If the reaction on the Declaration of the constitutional rights is perceived as a rally “against separatism”, then there indeed is something “rotten” in both political and public discourse. Nevertheless, neither the motive of the adoption of the Declaration figured as a real motive for the deference of the Constitution, nor the fear of separatism figured as a real motive for the rally. What actually took place was a political, that is, partisan competition. To remind, the core of the provincial government is constituted by the Democratic Party and the core of the central government by the Progressive Party. It is unquestionable that the relation between the central and the provincial government is characterized by a variety of problems, and that a lot of adopted procedures are not being followed, so the Declaration of the AP Vojvodina has sense. However, putting this issue in motion precisely in the moment when Kosovo was the main topic (the Brussels agreement), shows that its creator wanted to call the attention to something else and provoke as explosive discourse as possible, what the other side used (probably even without reading the Declaration) as a perfect chance for discrediting all of the power and rule that the Democratic Party still kept after its electoral defeat last year.

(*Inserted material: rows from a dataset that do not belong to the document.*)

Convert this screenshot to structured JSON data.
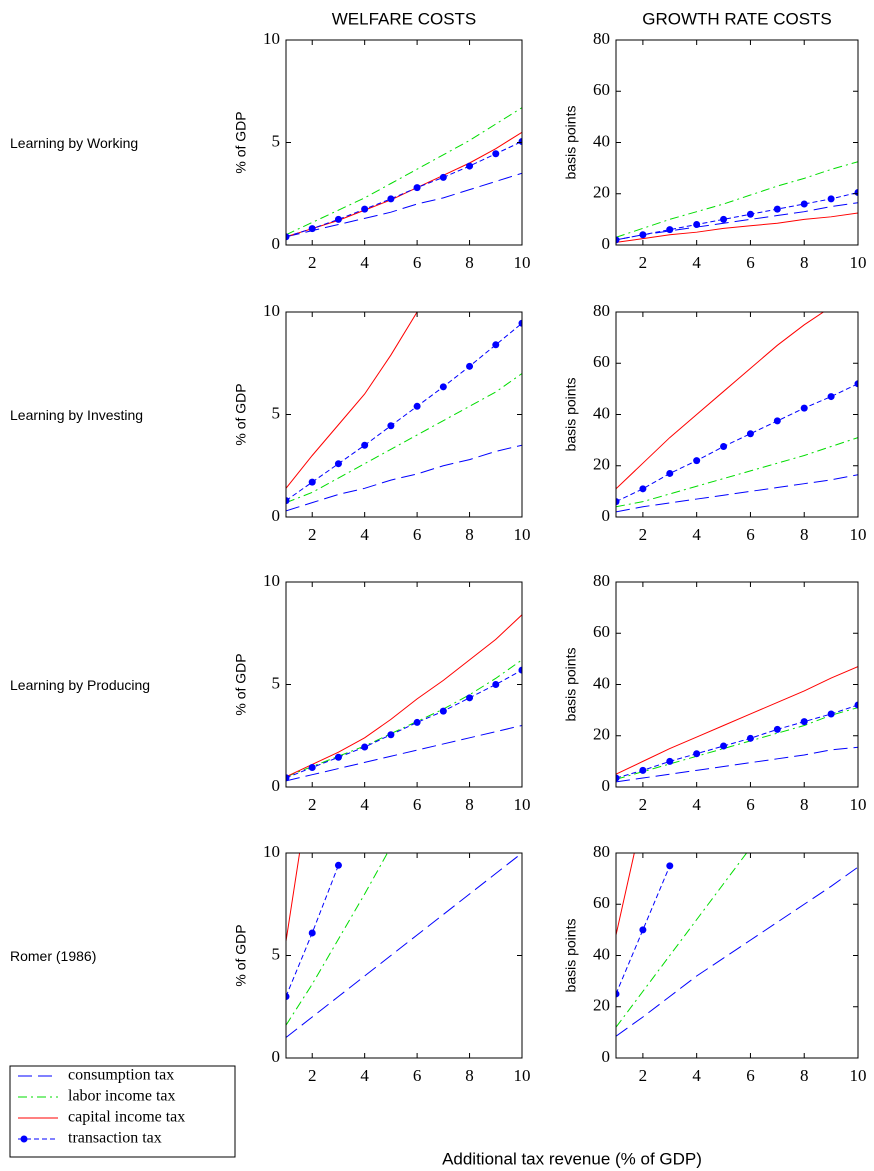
{
  "row_labels": [
    "Learning by Working",
    "Learning by Investing",
    "Learning by Producing",
    "Romer (1986)"
  ],
  "xlabel": "Additional tax revenue (% of GDP)",
  "chart_data": [
    {
      "type": "line",
      "title": "WELFARE COSTS",
      "ylabel": "% of GDP",
      "x": [
        1,
        2,
        3,
        4,
        5,
        6,
        7,
        8,
        9,
        10
      ],
      "xlim": [
        1,
        10
      ],
      "xticks": [
        2,
        4,
        6,
        8,
        10
      ],
      "ylim": [
        0,
        10
      ],
      "yticks": [
        0,
        5,
        10
      ],
      "series": [
        {
          "name": "consumption tax",
          "color": "#0000ff",
          "linestyle": "long-dash",
          "values": [
            0.4,
            0.7,
            1.0,
            1.3,
            1.6,
            2.0,
            2.3,
            2.7,
            3.1,
            3.5
          ]
        },
        {
          "name": "labor income tax",
          "color": "#00dd00",
          "linestyle": "dash-dot",
          "values": [
            0.5,
            1.1,
            1.7,
            2.3,
            3.0,
            3.7,
            4.4,
            5.1,
            5.9,
            6.7
          ]
        },
        {
          "name": "capital income tax",
          "color": "#ff0000",
          "linestyle": "solid",
          "values": [
            0.4,
            0.8,
            1.2,
            1.7,
            2.2,
            2.8,
            3.4,
            4.0,
            4.7,
            5.5
          ]
        },
        {
          "name": "transaction tax",
          "color": "#0000ff",
          "linestyle": "dashed",
          "marker": "o",
          "values": [
            0.4,
            0.8,
            1.25,
            1.75,
            2.25,
            2.8,
            3.3,
            3.85,
            4.45,
            5.05
          ]
        }
      ]
    },
    {
      "type": "line",
      "title": "GROWTH RATE COSTS",
      "ylabel": "basis points",
      "x": [
        1,
        2,
        3,
        4,
        5,
        6,
        7,
        8,
        9,
        10
      ],
      "xlim": [
        1,
        10
      ],
      "xticks": [
        2,
        4,
        6,
        8,
        10
      ],
      "ylim": [
        0,
        80
      ],
      "yticks": [
        0,
        20,
        40,
        60,
        80
      ],
      "series": [
        {
          "color": "#0000ff",
          "linestyle": "long-dash",
          "values": [
            2,
            4,
            5.5,
            7,
            8.5,
            10,
            11.5,
            13,
            15,
            16.5
          ]
        },
        {
          "color": "#00dd00",
          "linestyle": "dash-dot",
          "values": [
            3,
            6.5,
            10,
            13,
            16,
            19.5,
            23,
            26,
            29.5,
            32.5
          ]
        },
        {
          "color": "#ff0000",
          "linestyle": "solid",
          "values": [
            1,
            2.5,
            4,
            5,
            6.5,
            7.5,
            8.5,
            10,
            11,
            12.5
          ]
        },
        {
          "color": "#0000ff",
          "linestyle": "dashed",
          "marker": "o",
          "values": [
            2,
            4,
            6,
            8,
            10,
            12,
            14,
            16,
            18,
            20.5
          ]
        }
      ]
    },
    {
      "type": "line",
      "ylabel": "% of GDP",
      "x": [
        1,
        2,
        3,
        4,
        5,
        6,
        7,
        8,
        9,
        10
      ],
      "xlim": [
        1,
        10
      ],
      "xticks": [
        2,
        4,
        6,
        8,
        10
      ],
      "ylim": [
        0,
        10
      ],
      "yticks": [
        0,
        5,
        10
      ],
      "series": [
        {
          "color": "#0000ff",
          "linestyle": "long-dash",
          "values": [
            0.3,
            0.7,
            1.1,
            1.4,
            1.8,
            2.1,
            2.5,
            2.8,
            3.2,
            3.5
          ]
        },
        {
          "color": "#00dd00",
          "linestyle": "dash-dot",
          "values": [
            0.7,
            1.2,
            1.9,
            2.6,
            3.3,
            4.0,
            4.7,
            5.4,
            6.1,
            7.0
          ]
        },
        {
          "color": "#ff0000",
          "linestyle": "solid",
          "values": [
            1.4,
            3.0,
            4.5,
            6.0,
            7.9,
            10.0,
            null,
            null,
            null,
            null
          ]
        },
        {
          "color": "#0000ff",
          "linestyle": "dashed",
          "marker": "o",
          "values": [
            0.8,
            1.7,
            2.6,
            3.5,
            4.45,
            5.4,
            6.35,
            7.35,
            8.4,
            9.45
          ]
        }
      ]
    },
    {
      "type": "line",
      "ylabel": "basis points",
      "x": [
        1,
        2,
        3,
        4,
        5,
        6,
        7,
        8,
        9,
        10
      ],
      "xlim": [
        1,
        10
      ],
      "xticks": [
        2,
        4,
        6,
        8,
        10
      ],
      "ylim": [
        0,
        80
      ],
      "yticks": [
        0,
        20,
        40,
        60,
        80
      ],
      "series": [
        {
          "color": "#0000ff",
          "linestyle": "long-dash",
          "values": [
            2,
            4,
            5.5,
            7,
            8.5,
            10,
            11.5,
            13,
            14.5,
            16.5
          ]
        },
        {
          "color": "#00dd00",
          "linestyle": "dash-dot",
          "values": [
            4,
            6,
            9,
            12,
            15,
            18,
            21,
            24,
            27.5,
            31
          ]
        },
        {
          "color": "#ff0000",
          "linestyle": "solid",
          "values": [
            11,
            21,
            31,
            40,
            49,
            58,
            67,
            75,
            82,
            null
          ]
        },
        {
          "color": "#0000ff",
          "linestyle": "dashed",
          "marker": "o",
          "values": [
            6,
            11,
            17,
            22,
            27.5,
            32.5,
            37.5,
            42.5,
            47,
            52
          ]
        }
      ]
    },
    {
      "type": "line",
      "ylabel": "% of GDP",
      "x": [
        1,
        2,
        3,
        4,
        5,
        6,
        7,
        8,
        9,
        10
      ],
      "xlim": [
        1,
        10
      ],
      "xticks": [
        2,
        4,
        6,
        8,
        10
      ],
      "ylim": [
        0,
        10
      ],
      "yticks": [
        0,
        5,
        10
      ],
      "series": [
        {
          "color": "#0000ff",
          "linestyle": "long-dash",
          "values": [
            0.3,
            0.6,
            0.9,
            1.2,
            1.5,
            1.8,
            2.1,
            2.4,
            2.7,
            3.0
          ]
        },
        {
          "color": "#00dd00",
          "linestyle": "dash-dot",
          "values": [
            0.5,
            1.0,
            1.5,
            2.0,
            2.6,
            3.2,
            3.8,
            4.5,
            5.3,
            6.2
          ]
        },
        {
          "color": "#ff0000",
          "linestyle": "solid",
          "values": [
            0.5,
            1.1,
            1.7,
            2.4,
            3.3,
            4.3,
            5.2,
            6.2,
            7.2,
            8.4
          ]
        },
        {
          "color": "#0000ff",
          "linestyle": "dashed",
          "marker": "o",
          "values": [
            0.45,
            0.95,
            1.45,
            1.95,
            2.55,
            3.15,
            3.7,
            4.35,
            5.0,
            5.7
          ]
        }
      ]
    },
    {
      "type": "line",
      "ylabel": "basis points",
      "x": [
        1,
        2,
        3,
        4,
        5,
        6,
        7,
        8,
        9,
        10
      ],
      "xlim": [
        1,
        10
      ],
      "xticks": [
        2,
        4,
        6,
        8,
        10
      ],
      "ylim": [
        0,
        80
      ],
      "yticks": [
        0,
        20,
        40,
        60,
        80
      ],
      "series": [
        {
          "color": "#0000ff",
          "linestyle": "long-dash",
          "values": [
            2,
            3.5,
            5,
            6.5,
            8,
            9.5,
            11,
            12.5,
            14.5,
            15.5
          ]
        },
        {
          "color": "#00dd00",
          "linestyle": "dash-dot",
          "values": [
            3,
            6,
            9,
            12,
            15,
            18,
            21,
            24,
            28,
            31
          ]
        },
        {
          "color": "#ff0000",
          "linestyle": "solid",
          "values": [
            5,
            10,
            15,
            19.5,
            24,
            28.5,
            33,
            37.5,
            42.5,
            47
          ]
        },
        {
          "color": "#0000ff",
          "linestyle": "dashed",
          "marker": "o",
          "values": [
            3.5,
            6.5,
            10,
            13,
            16,
            19,
            22.5,
            25.5,
            28.5,
            32
          ]
        }
      ]
    },
    {
      "type": "line",
      "ylabel": "% of GDP",
      "x": [
        1,
        2,
        3,
        4,
        5,
        6,
        7,
        8,
        9,
        10
      ],
      "xlim": [
        1,
        10
      ],
      "xticks": [
        2,
        4,
        6,
        8,
        10
      ],
      "ylim": [
        0,
        10
      ],
      "yticks": [
        0,
        5,
        10
      ],
      "series": [
        {
          "color": "#0000ff",
          "linestyle": "long-dash",
          "values": [
            1.0,
            2.0,
            3.0,
            4.0,
            5.0,
            6.0,
            7.0,
            8.0,
            9.0,
            10.0
          ]
        },
        {
          "color": "#00dd00",
          "linestyle": "dash-dot",
          "values": [
            1.6,
            3.6,
            5.8,
            8.0,
            10.3,
            null,
            null,
            null,
            null,
            null
          ]
        },
        {
          "color": "#ff0000",
          "linestyle": "solid",
          "values": [
            5.7,
            14,
            null,
            null,
            null,
            null,
            null,
            null,
            null,
            null
          ]
        },
        {
          "color": "#0000ff",
          "linestyle": "dashed",
          "marker": "o",
          "values": [
            3.0,
            6.1,
            9.4,
            null,
            null,
            null,
            null,
            null,
            null,
            null
          ]
        }
      ]
    },
    {
      "type": "line",
      "ylabel": "basis points",
      "x": [
        1,
        2,
        3,
        4,
        5,
        6,
        7,
        8,
        9,
        10
      ],
      "xlim": [
        1,
        10
      ],
      "xticks": [
        2,
        4,
        6,
        8,
        10
      ],
      "ylim": [
        0,
        80
      ],
      "yticks": [
        0,
        20,
        40,
        60,
        80
      ],
      "series": [
        {
          "color": "#0000ff",
          "linestyle": "long-dash",
          "values": [
            8.5,
            16,
            24,
            32,
            39,
            46,
            53,
            60,
            67,
            74.5
          ]
        },
        {
          "color": "#00dd00",
          "linestyle": "dash-dot",
          "values": [
            12,
            26,
            40,
            54,
            68,
            82,
            null,
            null,
            null,
            null
          ]
        },
        {
          "color": "#ff0000",
          "linestyle": "solid",
          "values": [
            48,
            95,
            null,
            null,
            null,
            null,
            null,
            null,
            null,
            null
          ]
        },
        {
          "color": "#0000ff",
          "linestyle": "dashed",
          "marker": "o",
          "values": [
            25,
            50,
            75,
            null,
            null,
            null,
            null,
            null,
            null,
            null
          ]
        }
      ]
    }
  ]
}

However, the biggest problem is that this used to confuse, mislead and scare the majority of citizens on the one side, and on the other, it empowers extremist groups and attitudes (from the claims for the independence of Vojvodina to the total abolition of its autonomy). Even though there are not many groups like these, they are loud and the events like this one with the Declaration and the rally which followed it, results in giving them more attention than they actually deserve.
What is your opinion regarding the Brussels agreement between Belgrade and Pristina?
The agreement between Belgrade and Pristina can be viewed as a relief and a disburdening for the both sides. When the symbolic and formally-legal values are taken into consideration, both sides have lost although Serbian side lost more in comparison to the Kosovo’s one. When I say symbolic values, I mean flags, emblems, stamps, formal sovereignty etc. However, when the real life and public policies are taken into consideration, this agreement enables and ameliorates the life of people on the territory of Kosovo. No matter how many great powers support the independence of Kosovo, the real life of the citizens of Kosovo depends on the relations with their neighbours. Being independent or not, it is still on the Balkans, next to (central) Serbia, only a few hundred kilometres from Belgrade. One may like it or not, but the people are simply related on each other.